Passing block of public IP's to internal host on ESXi Appliance

KOM

Here is a screen from my host that handles pfSense. pfSense's WAN is connected to Internet (vSwitch3), and LAN connect to LAN (vSwitch1).

vmware-networking.png_thumb

aasimbeck

@KOM:

Here is a screen from my host that handles pfSense. pfSense's WAN is connected to Internet (vSwitch3), and LAN connect to LAN (vSwitch1).

Ok, the only difference that I have is PFSense is a hardware appliance. I do not have it virtualized.

WAN –> PFSENSE --> LAN
--> OPT1 (That I intend on passing those virtual IP's through to CentOS)

KOM

I find pfSense so much better to manage virtually than physically.

aasimbeck

Once these IP's are assigned under virtual IPs, would my NAT Mappings be 1:1? What will the gateway and netmask be on each IP once they're assigned in my CentOS box?

Thanks

KOM

would my NAT Mappings be 1:1?

Could be, but if you just want to open a port or two then a more specific port forward will do.

What will the gateway and netmask be on each IP once they're assigned in my CentOS box?

Gateway would be the IP address of the pfSense interface it's connected to, netmask is usually /24 (255.255.255.0) on a small LAN.

aasimbeck

Ok,
So my PFsense installation is not virtual.
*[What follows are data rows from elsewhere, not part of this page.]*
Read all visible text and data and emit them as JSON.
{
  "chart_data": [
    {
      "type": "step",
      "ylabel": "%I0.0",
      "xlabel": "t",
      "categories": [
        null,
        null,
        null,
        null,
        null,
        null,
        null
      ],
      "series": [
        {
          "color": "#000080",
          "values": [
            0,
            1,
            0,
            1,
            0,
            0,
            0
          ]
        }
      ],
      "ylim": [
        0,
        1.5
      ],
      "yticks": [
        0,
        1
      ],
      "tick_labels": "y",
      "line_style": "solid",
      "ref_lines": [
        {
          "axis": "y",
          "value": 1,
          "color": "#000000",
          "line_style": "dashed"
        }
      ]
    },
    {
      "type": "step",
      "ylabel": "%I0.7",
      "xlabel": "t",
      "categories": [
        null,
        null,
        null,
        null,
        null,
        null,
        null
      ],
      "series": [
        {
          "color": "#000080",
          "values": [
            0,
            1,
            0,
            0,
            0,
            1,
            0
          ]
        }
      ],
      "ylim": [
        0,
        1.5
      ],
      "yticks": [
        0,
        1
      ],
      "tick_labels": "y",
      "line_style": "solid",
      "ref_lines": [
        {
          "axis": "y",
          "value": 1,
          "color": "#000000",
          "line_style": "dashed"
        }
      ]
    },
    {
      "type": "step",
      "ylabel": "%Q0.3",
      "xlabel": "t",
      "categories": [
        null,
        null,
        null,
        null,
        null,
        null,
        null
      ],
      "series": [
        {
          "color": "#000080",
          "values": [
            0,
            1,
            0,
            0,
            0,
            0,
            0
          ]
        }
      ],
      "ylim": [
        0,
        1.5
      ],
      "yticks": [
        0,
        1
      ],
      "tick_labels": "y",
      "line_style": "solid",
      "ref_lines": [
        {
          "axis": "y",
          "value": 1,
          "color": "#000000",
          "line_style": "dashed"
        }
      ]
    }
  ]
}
It is a physical deployment.

I have three NIC's. 1 is the WAN to the Fiber Carrier, the other is the LAN for my office network, and the last is unused right now.

I need to pass as many usable IP's from a statically routed /29 range to the NIC on my WebServer which is CENTos virtualized on ESXi

Thanks

KOM

This was your original requirement, correct? So what have you done and what result did you get? I believe I've already told you everything you need to know to get this working. Create your Virtual IPs and then either create a port-forward or 1:1 NAT to your CentOS box. Boom, done.

aasimbeck

@KOM:

This was your original requirement, correct? So what have you done and what result did you get? I believe I've already told you everything you need to know to get this working. Create your Virtual IPs and then either create a port-forward or 1:1 NAT to your CentOS box. Boom, done.

Yes, here is a screenshot of the configuration of the Virtual IP Assignment.

My confusion is at the 1:1 NAT. I do not want to assign a LAN IP to this. I simply want to pass the usable IP's that are statically routed to my through my ISP.

Thanks

![Screen Shot 2017-02-22 at 3.57.43 PM.png](/public/imported_attachments/1/Screen Shot 2017-02-22 at 3.57.43 PM.png)
![Screen Shot 2017-02-22 at 3.57.43 PM.png_thumb](/public/imported_attachments/1/Screen Shot 2017-02-22 at 3.57.43 PM.png_thumb)

KOM

A port-forward / 1:1 NAT must be mapped to something. In your case you would map it to the local IP of the CentOS box. That's how it works. And as I mentioned earlier, if you're uncomfortable forwarding traffic to a host on your LAN, then create a DMZ via new interface or VLAN and move your CentOS box there.

aasimbeck

@KOM:

A port-forward / 1:1 NAT must be mapped to something. In your case you would map it to the local IP of the CentOS box. That's how it works. And as I mentioned earlier, if you're uncomfortable forwarding traffic to a host on your LAN, then create a DMZ via new interface or VLAN and move your CentOS box there.

Ok, so I will run a physical ethernet cable between my OPT1 interface and a physical interface on my ESXi Server. I'll assign that interface to CENTOS within the ESXI Controller.

What will my configuration look like in PFsense?